佛羅倫斯必看鎮館之寶:米開朗基羅《大衛像》介紹|Michelangelo’s David

by RosyArts

站在米開朗基羅的《大衛像》前,第一個感受通常不是「完美」,而是壓迫感:這座高達 5.17 公尺、重約 5,560 公斤的裸體青年,垂著手臂,原本要放上聖母百花大教堂,最後卻站到佛羅倫斯政府門前,從《聖經》英雄變成共和國的自由象徵。這篇就從大衛與歌利亞的故事、雕像誕生背景、搬運與受損史,一路拆解米開朗基羅如何用姿勢、視線、比例與大理石表面,把「勝利」雕刻在真正出手之前!

大衛像 資訊一覽表

項目資訊
作品名稱《大衛》(David;義大利文常稱 Il David di Michelangelo)
藝術家米開朗基羅(Michelangelo Buonarroti,1475–1564)
創作年代1501–1504 年
藝術時期義大利文藝復興
主題《舊約聖經》中的大衛(迎戰歌利亞之前的瞬間)
材質卡拉拉白色大理石
技法單一大理石塊圓雕
尺寸含雕刻底座高 517 公分
重量約 5,560 公斤
原始委託者聖母百花大教堂工程局(Opera di Santa Maria del Fiore),由佛羅倫斯羊毛業行會監督
原定位置佛羅倫斯主教座堂外部高處的扶壁/講壇區
首次公開位置舊宮(Palazzo Vecchio)入口,1504 年 9 月 8 日正式揭幕
現藏地義大利佛羅倫斯學院美術館(Galleria dell’Accademia di Firenze)

大衛像 故事與起源

聖經裡以弱勝強的牧羊少年

《大衛像》的故事出自《撒母耳記上》第 17 章。以色列人與非利士人交戰時,非利士巨人歌利亞天天出陣挑戰,沒有人敢應戰。年輕的大衛原本只是替父親送食物到軍營的牧羊人,卻自願迎敵。他拒絕穿上掃羅王不合身的盔甲,只帶牧杖、投石帶,以及從溪中挑出的五顆光滑石子。

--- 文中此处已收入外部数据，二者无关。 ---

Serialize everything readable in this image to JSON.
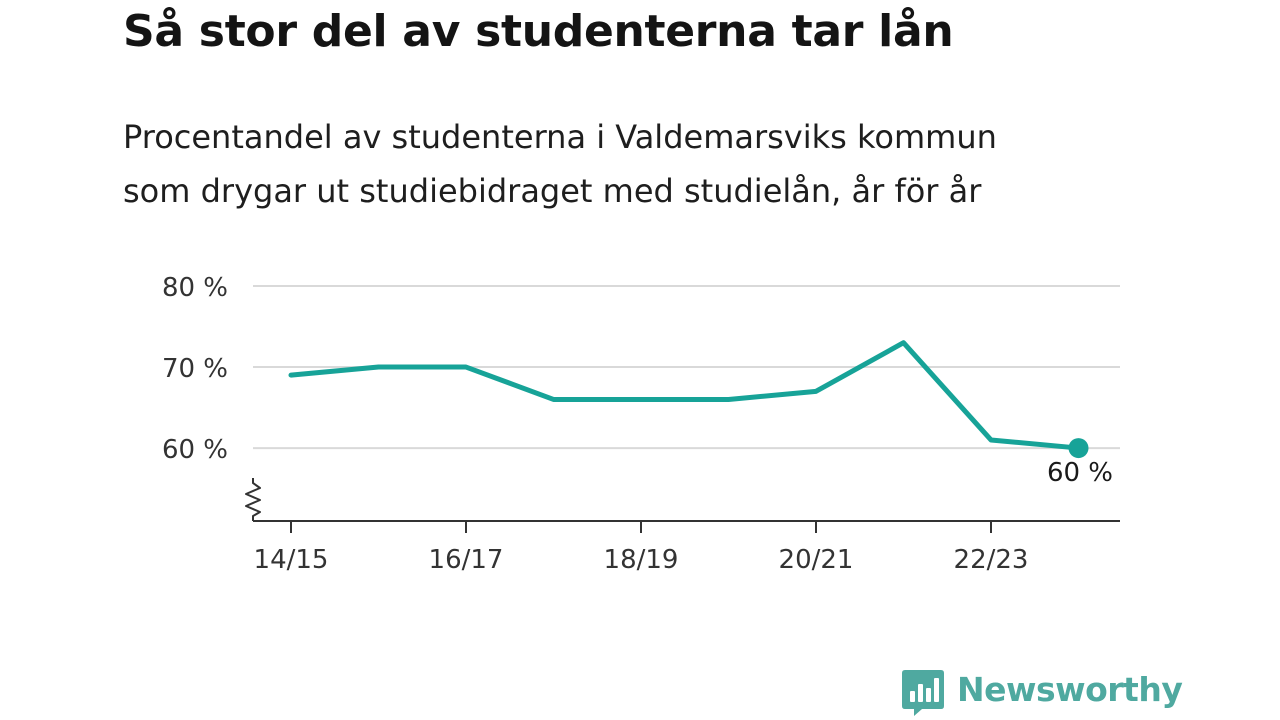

大衛以投石帶擊中歌利亞額頭,使巨人倒地,接著用歌利亞自己的劍取下他的首級。這個故事之所以在基督教與佛羅倫斯政治、文化中反覆出現,不只因為精彩,而是因為大衛代表一種非常清楚的價值:力量不必來自身材與武器,也可能來自信念、判斷和勇氣。

佛羅倫斯早已把大衛當成自己

米開朗基羅並不是第一個替佛羅倫斯雕刻大衛的人。早在 1408 年,當時只有二十出頭的多納太羅(Donatello),便曾接受聖母百花大教堂工程局委託,製作一尊約 191 公分高的大理石《大衛》,作品原本也預定放在大教堂外部高處,卻沒有依照最初計畫長期陳列。

1416 年,佛羅倫斯共和政府接收這尊雕像,要求多納太羅重新修改,並把它移進舊宮(Palazzo Vecchio)。雕像底座還配上一段帶有政治意味的拉丁文銘文,大意是:「為祖國勇敢作戰的人,即使面對最可怕的敵人,也會得到神明援助。」大衛就這樣從《聖經》英雄,正式變成保衛佛羅倫斯的公共象徵。

後來,多納太羅又製作了更加著名的青銅《大衛》:裸體少年低頭站在歌利亞首級上,姿態優雅而帶有曖昧氣質。韋羅基奧(Andrea del Verrocchio)也創作過一尊穿著短衣、身形纖細的青銅大衛。兩件作品都呈現戰鬥結束後的勝利者,米開朗基羅則完全省略歌利亞,選擇勝負尚未決定的時刻。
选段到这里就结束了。